Will a borrower repay a loan? This is the fundamental question for any credit approval decision. Lenders have always looked to invest in processes that improve their ability to predict a given counterparty’s risk of default, or from a balance sheet perspective, a particular loan portfolio’s aggregate credit risk.
Traditionally, banks have produced internal credit scores, which reflect quantitative data points (namely financial ratios) as well as subjective factors (market forecasts, reputation and so on) in order to evaluate a borrower’s credit risk. The last decade however has seen significant changes in how lenders grant and
manage credit risk. This is in part by a regulatory push, namely the Basel accords, which oblige financial institutions to produce sophisticated risk analysis. Another factor is market pull as a function of technology advances, namely increases in data storage capacity and improvements in processing power.
In particular, the application of artificial neural networks in modelling credit risk has seen significant investment. Information that flows through the network changes it as it effectively learns based on that input and output. Traditional lending processes use linear statistical methods to model a given borrower’s credit risk within the context of qualitative market and structural analysis. With the required data and processing power, non-linear statistical models deployed in artificial neural networks provide creditors the opportunity to consider disparate information points in order to identify complex relationships and patterns.

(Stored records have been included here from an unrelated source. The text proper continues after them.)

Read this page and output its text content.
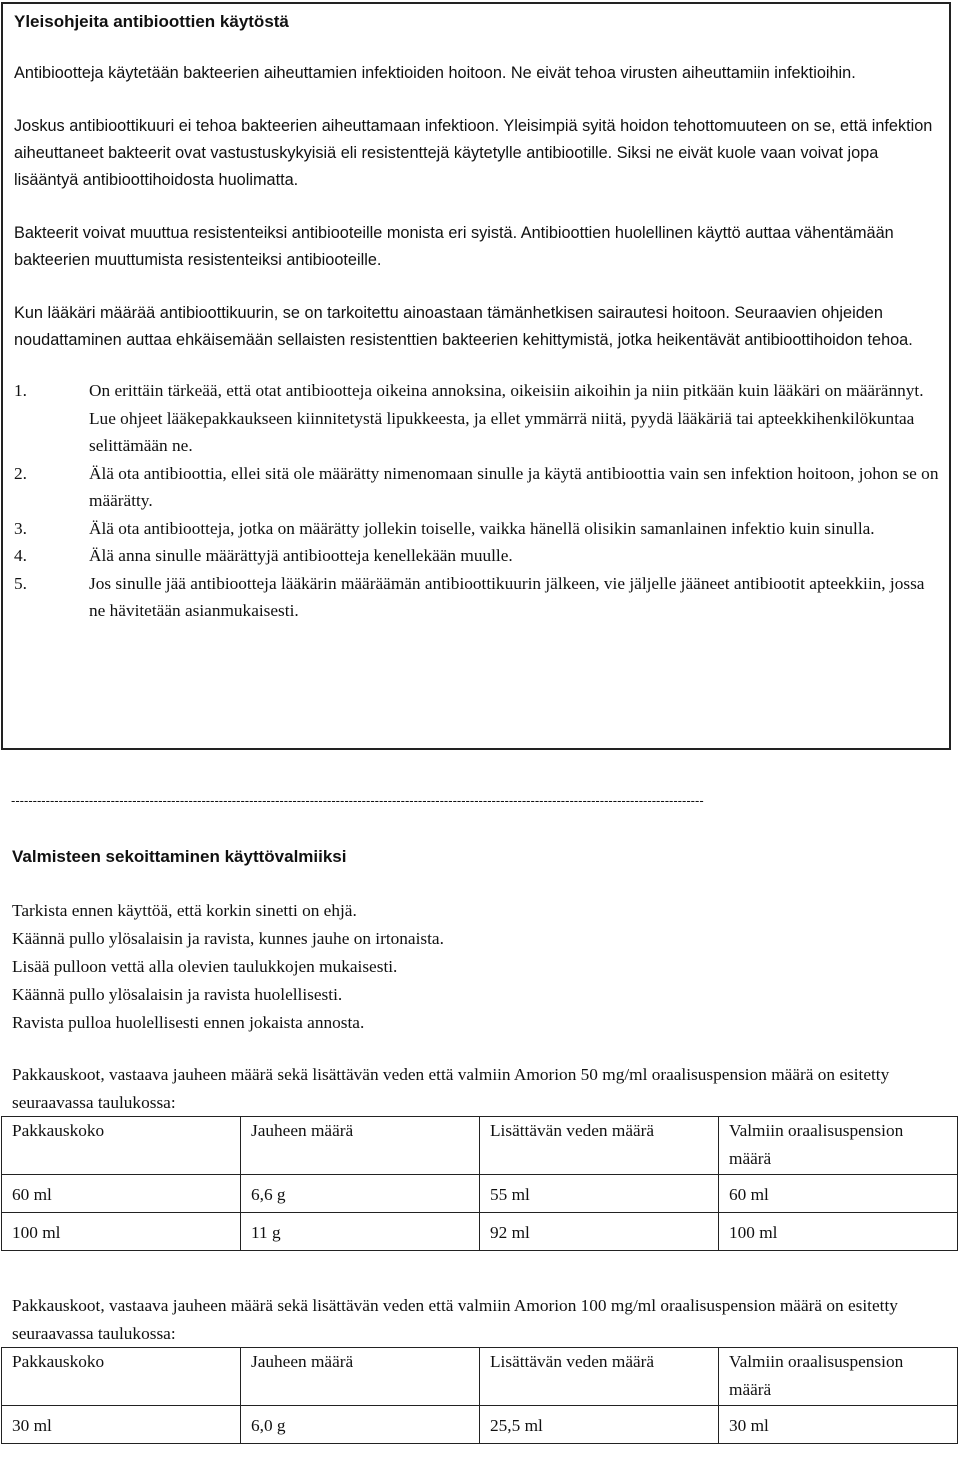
Yleisohjeita antibioottien käytöstä

Antibiootteja käytetään bakteerien aiheuttamien infektioiden hoitoon. Ne eivät tehoa virusten aiheuttamiin infektioihin.

Joskus antibioottikuuri ei tehoa bakteerien aiheuttamaan infektioon. Yleisimpiä syitä hoidon tehottomuuteen on se, että infektion aiheuttaneet bakteerit ovat vastustuskykyisiä eli resistenttejä käytetylle antibiootille. Siksi ne eivät kuole vaan voivat jopa lisääntyä antibioottihoidosta huolimatta.

Bakteerit voivat muuttua resistenteiksi antibiooteille monista eri syistä. Antibioottien huolellinen käyttö auttaa vähentämään bakteerien muuttumista resistenteiksi antibiooteille.

Kun lääkäri määrää antibioottikuurin, se on tarkoitettu ainoastaan tämänhetkisen sairautesi hoitoon. Seuraavien ohjeiden noudattaminen auttaa ehkäisemään sellaisten resistenttien bakteerien kehittymistä, jotka heikentävät antibioottihoidon tehoa.

1.	On erittäin tärkeää, että otat antibiootteja oikeina annoksina, oikeisiin aikoihin ja niin pitkään kuin lääkäri on määrännyt. Lue ohjeet lääkepakkaukseen kiinnitetystä lipukkeesta, ja ellet ymmärrä niitä, pyydä lääkäriä tai apteekkihenkilökuntaa selittämään ne.
2.	Älä ota antibioottia, ellei sitä ole määrätty nimenomaan sinulle ja käytä antibioottia vain sen infektion hoitoon, johon se on määrätty.
3.	Älä ota antibiootteja, jotka on määrätty jollekin toiselle, vaikka hänellä olisikin samanlainen infektio kuin sinulla.
4.	Älä anna sinulle määrättyjä antibiootteja kenellekään muulle.
5.	Jos sinulle jää antibiootteja lääkärin määräämän antibioottikuurin jälkeen, vie jäljelle jääneet antibiootit apteekkiin, jossa ne hävitetään asianmukaisesti.
----------------------------------------------------------------------------------------------------------------------------------------------------------------
Valmisteen sekoittaminen käyttövalmiiksi
Tarkista ennen käyttöä, että korkin sinetti on ehjä.
Käännä pullo ylösalaisin ja ravista, kunnes jauhe on irtonaista.
Lisää pulloon vettä alla olevien taulukkojen mukaisesti.
Käännä pullo ylösalaisin ja ravista huolellisesti.
Ravista pulloa huolellisesti ennen jokaista annosta.
Pakkauskoot, vastaava jauheen määrä sekä lisättävän veden että valmiin Amorion 50 mg/ml oraalisuspension määrä on esitetty seuraavassa taulukossa:
Pakkauskoko	Jauheen määrä	Lisättävän veden määrä	Valmiin oraalisuspension määrä
60 ml	6,6 g	55 ml	60 ml
100 ml	11 g	92 ml	100 ml
Pakkauskoot, vastaava jauheen määrä sekä lisättävän veden että valmiin Amorion 100 mg/ml oraalisuspension määrä on esitetty seuraavassa taulukossa:
Pakkauskoko	Jauheen määrä	Lisättävän veden määrä	Valmiin oraalisuspension määrä
30 ml	6,0 g	25,5 ml	30 ml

These are revised over time to support the model’s learning.
While increasing a lender’s predictive power in relation to default risk has obvious benefits for loan credit approval, this application of artificial intelligence will also allow lenders to more accurately price loans for risk and will support decisions on customer and market lending strategy. There are of course downsides to automated credit approval, particularly within the consumer context. Bias in source data can yield biased credit outcomes, and similarly, algorithms designed to increase the weighting of certain data features (university education for example), may instead inadvertently amplify pre-existing structural biases. The risk that large groups of borrowers are unintentionally, yet systematically denied credit should be assessed and mitigated.